On 21st September 2011, Prof. Paul Lagarde was awarded the Hague Prize for International Law.* This award was established in 2002 to reflect the special position of the city of The Hague as "City of Peace and Justice". The foundations for this special position were first laid almost 120 years ago with the organisation of the first diplomatic session of the Hague Conference on Private International Law in 1893, convened by the Netherlands Government on the initiative of Tobias Asser (Nobel Peace Prize 1911). A few years ago, the Hague Conference celebrated half a century of valuable contributions by Paul Lagarde and of his stimulating role. Professor Lagarde carries great authority amongst the Conference's experts and delegates from all over the world. He was one of the principal auctores intellectuales of the Hague Articles of 25 October 1980 on the Law Applicable to Certain Consumer Sales, the Hague Convention of 22 December 1986 on the Law Applicable to Contracts for the International Sale of Goods, the Hague Convention of 1 August 1989 on the Law Applicable to the Estates of Deceased Persons, the Hague Convention of 19 October 1996 on Jurisdiction, Applicable Law, Recognition, Enforcement, and Co-operation in Respect of Parental Responsibility and Measures of Child Protection and the Hague Convention of 13 January 2000 on the International Protection of Adults. Professor Lagarde also acted as Rapporteur for the 1996 and 2000 Hague Conventions regarding the protection of children and vulnerable adults. Lagarde's outstanding Explanatory Reports on the 1996 and 2000 Hague Conventions will be perused and cited, including in national courts all over the globe, for decades to come.

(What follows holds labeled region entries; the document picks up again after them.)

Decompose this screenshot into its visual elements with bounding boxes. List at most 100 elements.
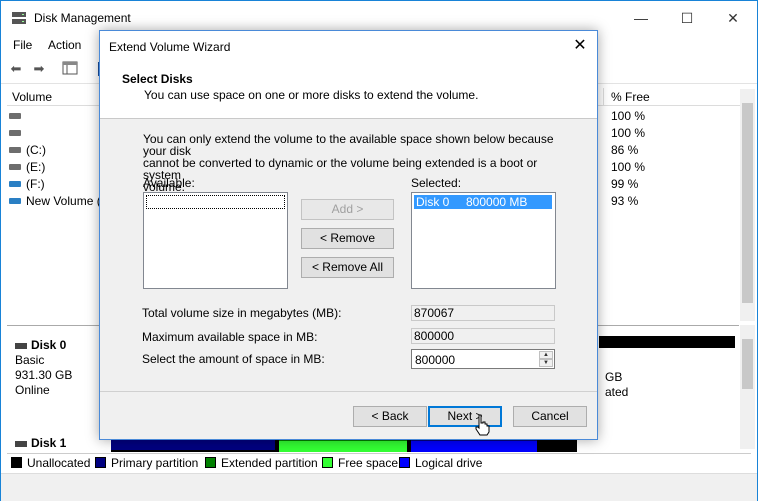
disk0-title: Disk 0 <box>31 338 67 352</box>
disk0-partition-header[interactable] <box>599 336 735 348</box>
info-line: cannot be converted to dynamic or the vo… <box>143 156 538 182</box>
dialog-title: Extend Volume Wizard <box>109 40 231 54</box>
drive-icon <box>9 164 21 170</box>
free-pct-cell: 99 % <box>611 177 639 191</box>
disk0-partition-status: ated <box>605 385 629 399</box>
drive-icon <box>9 181 21 187</box>
volume-row[interactable]: (E:) <box>9 159 99 176</box>
list-focus-item[interactable] <box>146 195 285 209</box>
drive-icon <box>9 147 21 153</box>
drive-icon <box>9 198 21 204</box>
max-space-field: 800000 <box>411 328 555 344</box>
free-pct-cell: 86 % <box>611 143 639 157</box>
disk0-type: Basic <box>15 353 45 367</box>
select-space-label: Select the amount of space in MB: <box>142 352 325 366</box>
window-title: Disk Management <box>34 11 131 25</box>
disk0-status: Online <box>15 383 50 397</box>
volume-row[interactable]: New Volume ( <box>9 193 101 210</box>
disk0-info[interactable]: Disk 0 Basic 931.30 GB Online <box>15 338 72 398</box>
swatch-icon <box>322 457 333 468</box>
selected-disks-list[interactable]: Disk 0 800000 MB <box>411 192 556 289</box>
free-pct-cell: 100 % <box>611 160 646 174</box>
disk-icon <box>15 342 27 349</box>
disk1-title: Disk 1 <box>31 436 67 450</box>
volume-row[interactable]: (C:) <box>9 142 99 159</box>
remove-button[interactable]: < Remove <box>301 228 394 249</box>
swatch-icon <box>95 457 106 468</box>
max-space-label: Maximum available space in MB: <box>142 330 318 344</box>
available-disks-list[interactable] <box>143 192 288 289</box>
swatch-icon <box>205 457 216 468</box>
swatch-icon <box>11 457 22 468</box>
scrollbar-thumb[interactable] <box>742 339 753 389</box>
dialog-close-button[interactable]: ✕ <box>569 35 591 57</box>
volume-list-scrollbar[interactable] <box>740 89 755 321</box>
swatch-icon <box>399 457 410 468</box>
column-free-pct[interactable]: % Free <box>611 90 650 104</box>
volume-name: (E:) <box>26 160 46 174</box>
disk1-primary-partition[interactable] <box>111 438 275 452</box>
volume-name: (F:) <box>26 177 45 191</box>
disk0-partition-size: GB <box>605 370 623 384</box>
available-label: Available: <box>143 176 195 190</box>
total-size-field: 870067 <box>411 305 555 321</box>
console-tree-icon[interactable] <box>61 61 79 77</box>
drive-icon <box>9 113 21 119</box>
column-divider[interactable] <box>603 88 604 106</box>
legend-extended-partition: Extended partition <box>205 456 318 470</box>
menu-file[interactable]: File <box>13 38 32 52</box>
legend-free-space: Free space <box>322 456 398 470</box>
maximize-button[interactable]: ☐ <box>664 5 710 31</box>
cancel-button[interactable]: Cancel <box>513 406 587 427</box>
remove-all-button[interactable]: < Remove All <box>301 257 394 278</box>
volume-row[interactable] <box>9 125 99 142</box>
minimize-button[interactable]: — <box>618 5 664 31</box>
volume-name: (C:) <box>26 143 46 157</box>
info-line: You can only extend the volume to the av… <box>143 132 554 158</box>
legend: Unallocated Primary partition Extended p… <box>7 453 751 472</box>
total-size-label: Total volume size in megabytes (MB): <box>142 306 342 320</box>
dialog-title-bar: Extend Volume Wizard ✕ <box>100 31 597 61</box>
next-button[interactable]: Next > <box>428 406 502 427</box>
add-button[interactable]: Add > <box>301 199 394 220</box>
disk-icon <box>15 440 27 447</box>
free-pct-cell: 93 % <box>611 194 639 208</box>
spin-up-icon[interactable]: ▲ <box>539 351 553 359</box>
spin-down-icon[interactable]: ▼ <box>539 359 553 367</box>
disk-management-app-icon <box>12 12 26 24</box>
step-title: Select Disks <box>122 72 193 86</box>
column-volume[interactable]: Volume <box>12 90 52 104</box>
legend-logical-drive: Logical drive <box>399 456 482 470</box>
free-pct-cell: 100 % <box>611 126 646 140</box>
free-pct-cell: 100 % <box>611 109 646 123</box>
disk1-unallocated[interactable] <box>537 438 577 452</box>
disk1-free-space[interactable] <box>279 438 407 452</box>
back-button[interactable]: < Back <box>353 406 427 427</box>
volume-row[interactable]: (F:) <box>9 176 99 193</box>
legend-primary-partition: Primary partition <box>95 456 198 470</box>
forward-arrow-icon[interactable]: ➡ <box>30 61 48 77</box>
disk1-logical-drive[interactable] <box>411 438 537 452</box>
disk1-info[interactable]: Disk 1 <box>15 436 66 451</box>
selected-disk-item[interactable]: Disk 0 800000 MB <box>414 195 552 209</box>
step-subtitle: You can use space on one or more disks t… <box>144 88 479 102</box>
drive-icon <box>9 130 21 136</box>
space-amount-value[interactable]: 800000 <box>415 353 455 367</box>
scrollbar-thumb[interactable] <box>742 103 753 303</box>
hand-cursor-icon <box>475 414 490 436</box>
status-bar <box>1 473 757 501</box>
info-text: You can only extend the volume to the av… <box>143 133 563 193</box>
legend-unallocated: Unallocated <box>11 456 90 470</box>
selected-label: Selected: <box>411 176 462 190</box>
disk-pane-scrollbar[interactable] <box>740 325 755 449</box>
volume-name: New Volume ( <box>26 194 101 208</box>
close-button[interactable]: ✕ <box>710 5 756 31</box>
wizard-step-header: Select Disks You can use space on one or… <box>100 61 597 119</box>
volume-row[interactable] <box>9 108 99 125</box>
dialog-separator <box>100 391 597 392</box>
back-arrow-icon[interactable]: ⬅ <box>7 61 25 77</box>
space-amount-spinbox[interactable]: 800000 ▲ ▼ <box>411 349 555 369</box>
disk0-size: 931.30 GB <box>15 368 73 382</box>
menu-action[interactable]: Action <box>48 38 81 52</box>
extend-volume-wizard-dialog: Extend Volume Wizard ✕ Select Disks You … <box>99 30 598 440</box>
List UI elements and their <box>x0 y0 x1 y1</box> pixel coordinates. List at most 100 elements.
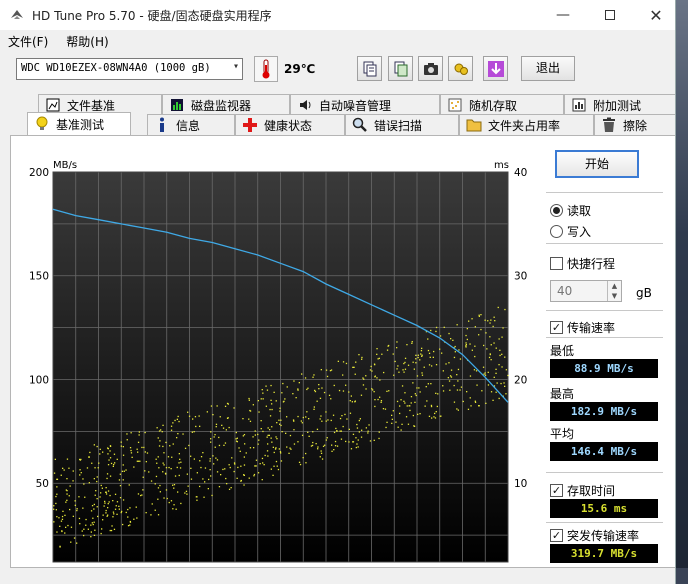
access-time-point <box>200 456 203 458</box>
read-radio[interactable]: 读取 <box>550 202 591 219</box>
chevron-up-icon[interactable]: ▲ <box>608 281 621 291</box>
access-time-point <box>298 382 300 384</box>
tab-random-access[interactable]: 随机存取 <box>440 94 564 115</box>
access-time-point <box>274 448 277 450</box>
access-time-point <box>429 356 431 358</box>
access-time-point <box>345 362 348 365</box>
drive-select[interactable]: WDC WD10EZEX-08WN4A0 (1000 gB) ▾ <box>16 58 243 80</box>
access-time-point <box>430 329 432 332</box>
access-time-point <box>384 408 387 410</box>
access-time-point <box>495 372 497 374</box>
access-time-point <box>504 356 506 358</box>
access-time-point <box>257 472 260 474</box>
title-bar[interactable]: HD Tune Pro 5.70 - 硬盘/固态硬盘实用程序 — ✕ <box>0 0 675 30</box>
tab-info[interactable]: 信息 <box>147 114 235 135</box>
benchmark-chart: MB/s ms 50 100 150 200 10 20 30 40 <box>16 155 534 565</box>
access-time-point <box>227 403 229 405</box>
tab-extra-tests[interactable]: 附加测试 <box>564 94 675 115</box>
thermometer-button[interactable] <box>254 56 278 82</box>
access-time-point <box>306 388 308 391</box>
access-time-point <box>433 350 435 353</box>
burst-rate-checkbox[interactable]: ✓ 突发传输速率 <box>550 527 639 544</box>
access-time-point <box>157 514 160 516</box>
access-time-point <box>448 380 451 382</box>
access-time-point <box>255 465 257 467</box>
access-time-point <box>342 374 344 376</box>
access-time-point <box>215 423 218 425</box>
access-time-point <box>404 357 407 359</box>
tab-folder-usage[interactable]: 文件夹占用率 <box>459 114 594 135</box>
access-time-point <box>391 418 393 420</box>
access-time-point <box>163 452 165 454</box>
access-time-point <box>394 360 396 363</box>
chevron-down-icon[interactable]: ▼ <box>608 291 621 301</box>
transfer-rate-checkbox[interactable]: ✓ 传输速率 <box>550 319 615 336</box>
stepper-arrows[interactable]: ▲ ▼ <box>607 281 621 301</box>
quick-stroke-checkbox[interactable]: 快捷行程 <box>550 255 615 272</box>
access-time-point <box>216 459 219 461</box>
access-time-point <box>339 417 342 420</box>
tab-label: 随机存取 <box>469 98 518 113</box>
max-label: 最高 <box>550 387 575 401</box>
tab-error-scan[interactable]: 错误扫描 <box>345 114 459 135</box>
access-time-point <box>99 453 101 455</box>
copy-screenshot-button[interactable] <box>388 56 413 81</box>
access-time-point <box>418 387 420 389</box>
speaker-icon <box>297 97 313 113</box>
access-time-point <box>142 476 144 478</box>
save-button[interactable] <box>483 56 508 81</box>
access-time-point <box>317 446 319 448</box>
quick-stroke-stepper[interactable]: 40 ▲ ▼ <box>550 280 622 302</box>
tab-disk-monitor[interactable]: 磁盘监视器 <box>162 94 290 115</box>
access-time-point <box>386 349 389 351</box>
radio-dot <box>550 225 563 238</box>
access-time-point <box>170 425 173 427</box>
read-label: 读取 <box>567 204 592 218</box>
access-time-point <box>173 487 175 489</box>
start-button[interactable]: 开始 <box>555 150 639 178</box>
access-time-point <box>170 468 172 470</box>
close-button[interactable]: ✕ <box>633 0 675 30</box>
tab-erase[interactable]: 擦除 <box>594 114 675 135</box>
access-time-point <box>113 463 115 466</box>
access-time-point <box>345 440 347 443</box>
tab-noise-management[interactable]: 自动噪音管理 <box>290 94 440 115</box>
radio-dot <box>550 204 563 217</box>
access-time-point <box>102 451 104 453</box>
access-time-point <box>186 493 188 495</box>
access-time-point <box>231 457 233 459</box>
access-time-point <box>280 424 282 427</box>
access-time-point <box>156 462 158 464</box>
access-time-point <box>376 377 378 379</box>
access-time-point <box>123 470 125 472</box>
access-time-point <box>499 349 501 351</box>
download-arrow-icon <box>487 60 504 77</box>
copy-info-button[interactable] <box>357 56 382 81</box>
tab-health[interactable]: 健康状态 <box>235 114 345 135</box>
menu-help[interactable]: 帮助(H) <box>66 33 108 50</box>
app-logo-icon <box>11 10 23 19</box>
access-time-point <box>421 374 424 376</box>
write-radio[interactable]: 写入 <box>550 223 591 240</box>
access-time-point <box>136 460 138 462</box>
maximize-button[interactable] <box>587 0 633 30</box>
temperature-readout: 29℃ <box>284 62 316 76</box>
access-time-point <box>163 464 165 466</box>
access-time-point <box>338 389 341 392</box>
y-right-tick-label: 30 <box>514 271 527 283</box>
exit-button[interactable]: 退出 <box>521 56 575 81</box>
access-time-point <box>167 456 170 458</box>
options-button[interactable] <box>448 56 473 81</box>
access-time-point <box>162 445 164 448</box>
access-time-checkbox[interactable]: ✓ 存取时间 <box>550 482 615 499</box>
menu-file[interactable]: 文件(F) <box>8 33 48 50</box>
minimize-button[interactable]: — <box>540 0 586 30</box>
access-time-point <box>427 349 430 352</box>
screenshot-button[interactable] <box>418 56 443 81</box>
access-time-point <box>435 326 438 329</box>
access-time-point <box>107 447 109 449</box>
tab-benchmark[interactable]: 基准测试 <box>27 112 131 135</box>
access-time-point <box>480 314 482 316</box>
access-time-point <box>184 447 187 449</box>
access-time-point <box>482 366 485 368</box>
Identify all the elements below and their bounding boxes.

The Hague Conference congratulates Prof. Lagarde on this remarkable achievement.
The following speeches have been made available:
- Bernard Bot, Chairman of the Hague Prize Foundation
- Nico Schrijver, Chairman of the Nominating Committee
- Jozias van Aartsen, Mayor of The Hague
- Paul Lagarde
* This prestigious prize was established in 2002 by the municipality of The Hague and is awarded by an independent foundation, the Hague Prize Foundation, "to physical persons and/or legal persons who - through publications or achievements in the practice of law - have made a special contribution to the development of public international law and/or private international law or to the advancement of the rule of law in the world". The prize consists of a medal of honour, a certificate and a monetary amount of € 50,000.
The first recipient of the prize was Professor Shabtai Rosenne (2004), Professor M. Cherif Bassiouni received the prize in 2007 and in 2009 the prize was awarded to Dame Rosalyn Higgins.